Pope Francis offered Christmas wishes Wednesday for a better world, praying for protection for Christians under attack, battered women and trafficked children, peace in the Middle East and Africa, and dignity for refugees fleeing misery and conflict around the globe.
Francis delivered the traditional ‘“Urbi et Orbi” (Latin for “to the city and to the world”) speech from the central balcony of St. Peter’s Basilica to more than 70,000 cheering tourists, pilgrims and Romans in the square below.
In his first Christmas message since being elected pontiff in March, he asked for all to share in the song of Christmas angels, “for every man or woman ... who hopes for a better world, who cares for others,” humbly.
Among places ravaged by conflict, Francis singled out Syria, which saw its third Christmas during civil war; South Sudan; the Central African Republic; Nigeria; and Iraq.
In Iraq on Wednesday, militants targeted Christians in two attacks, including a bomb that exploded near a church during Christmas Mass in Baghdad. The separate bombings killed dozens of people.
The Vatican has been trying to raise concern in the world for persecution and attacks on Christians in parts of the Middle East and Africa.
“Lord of life, protect all who are persecuted in your name,” Francis said.
Adding an off-the-cuff remark, Francis said he was also inviting nonbelievers to join their desire for peace with everyone else.
The pope also prayed that God “bless the land where you chose to come into the world and grant a favorable outcome to the peace talks between Israelis and Palestinians.”
Francis then explained his concept of peace.
“True peace is not a balancing of opposing forces. It’s not a lovely facade which conceals conflicts and divisions,” the pope said. “Peace calls for daily commitment,” Francis said, reading the pages of his speech as they were ruffled by a chilly wind.
Francis also spoke of the lives of everyday people, especially those struggling for a better life.
Recalling the hundreds of migrants who have drowned this year while trying to reach European shores, including many close to the Italian island of Lampedusa, Francis prayed that refugees receive hope, consolation and assistance.
He added that “our thoughts turn to those children who are the most-vulnerable victims of wars, but we think, too, of the elderly, of battered women” and others.
The 77-year-old pope kept to the simple style he has set for his papacy.
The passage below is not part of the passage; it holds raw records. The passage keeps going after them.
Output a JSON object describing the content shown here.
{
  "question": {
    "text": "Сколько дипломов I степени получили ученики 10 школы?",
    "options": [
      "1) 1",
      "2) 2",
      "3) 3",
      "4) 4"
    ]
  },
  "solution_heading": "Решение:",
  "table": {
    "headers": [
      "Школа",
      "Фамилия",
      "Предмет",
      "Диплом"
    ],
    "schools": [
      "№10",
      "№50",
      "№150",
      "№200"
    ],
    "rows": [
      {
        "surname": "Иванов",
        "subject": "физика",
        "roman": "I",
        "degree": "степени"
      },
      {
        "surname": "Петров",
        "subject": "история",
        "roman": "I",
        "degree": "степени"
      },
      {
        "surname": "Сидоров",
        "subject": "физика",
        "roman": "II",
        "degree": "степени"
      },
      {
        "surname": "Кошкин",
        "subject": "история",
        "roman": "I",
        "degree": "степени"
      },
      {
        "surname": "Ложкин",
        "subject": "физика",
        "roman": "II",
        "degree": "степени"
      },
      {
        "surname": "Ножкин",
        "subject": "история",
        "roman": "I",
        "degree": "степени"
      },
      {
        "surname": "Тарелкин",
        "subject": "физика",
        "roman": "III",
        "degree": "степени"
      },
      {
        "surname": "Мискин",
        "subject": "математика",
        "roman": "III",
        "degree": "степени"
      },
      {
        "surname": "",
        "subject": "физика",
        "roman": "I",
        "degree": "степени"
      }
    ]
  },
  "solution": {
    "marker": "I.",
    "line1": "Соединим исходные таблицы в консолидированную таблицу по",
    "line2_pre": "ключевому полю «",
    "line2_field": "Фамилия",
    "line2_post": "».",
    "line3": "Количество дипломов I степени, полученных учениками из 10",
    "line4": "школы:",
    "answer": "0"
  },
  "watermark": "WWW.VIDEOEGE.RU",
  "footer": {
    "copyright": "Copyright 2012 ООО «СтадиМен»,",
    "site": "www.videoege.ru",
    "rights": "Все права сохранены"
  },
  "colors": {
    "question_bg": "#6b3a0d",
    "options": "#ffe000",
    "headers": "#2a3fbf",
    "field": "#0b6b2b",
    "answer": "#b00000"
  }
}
Wearing a plain white cassock, Francis presented a sharp contrast in appearance to the pope who stood on the same balcony on Christmas exactly a year ago. Then Benedict XVI, who was soon to stun the world by retiring, read his Christmas speech while dressed in a crimson, ermine-trimmed cape. Benedict lives on the Vatican grounds, and Francis paid a holiday call on him earlier this week.
In another break with tradition, the Argentine-born Francis stuck to Italian for his Christmas greetings, forsaking a custom of wishing happy holidays in dozens of languages to the crowd below the balcony.
In the Mideast, pilgrims celebrated Christmas in the ancient Bethlehem church where tradition holds Jesus was born, as candles illuminated the sacred site and the joyous sound of prayer filled its overflowing halls.
This year’s turnout was the largest in years in Bethlehem, and the celebrations have been marked by careful optimism amid ongoing Israeli-Palestinian peace talks. Leaders expressed hope the coming year would finally bring the Palestinians an independent state of their own.
Bethlehem lies 6 miles south of Jerusalem. Entry to the city is controlled by Israel, which occupied the West Bank in 1967.
In Britain, the royal family turned out in force for a Christmas church service, but the newest family member, Prince George, son of Prince William and Kate, was nowhere in sight.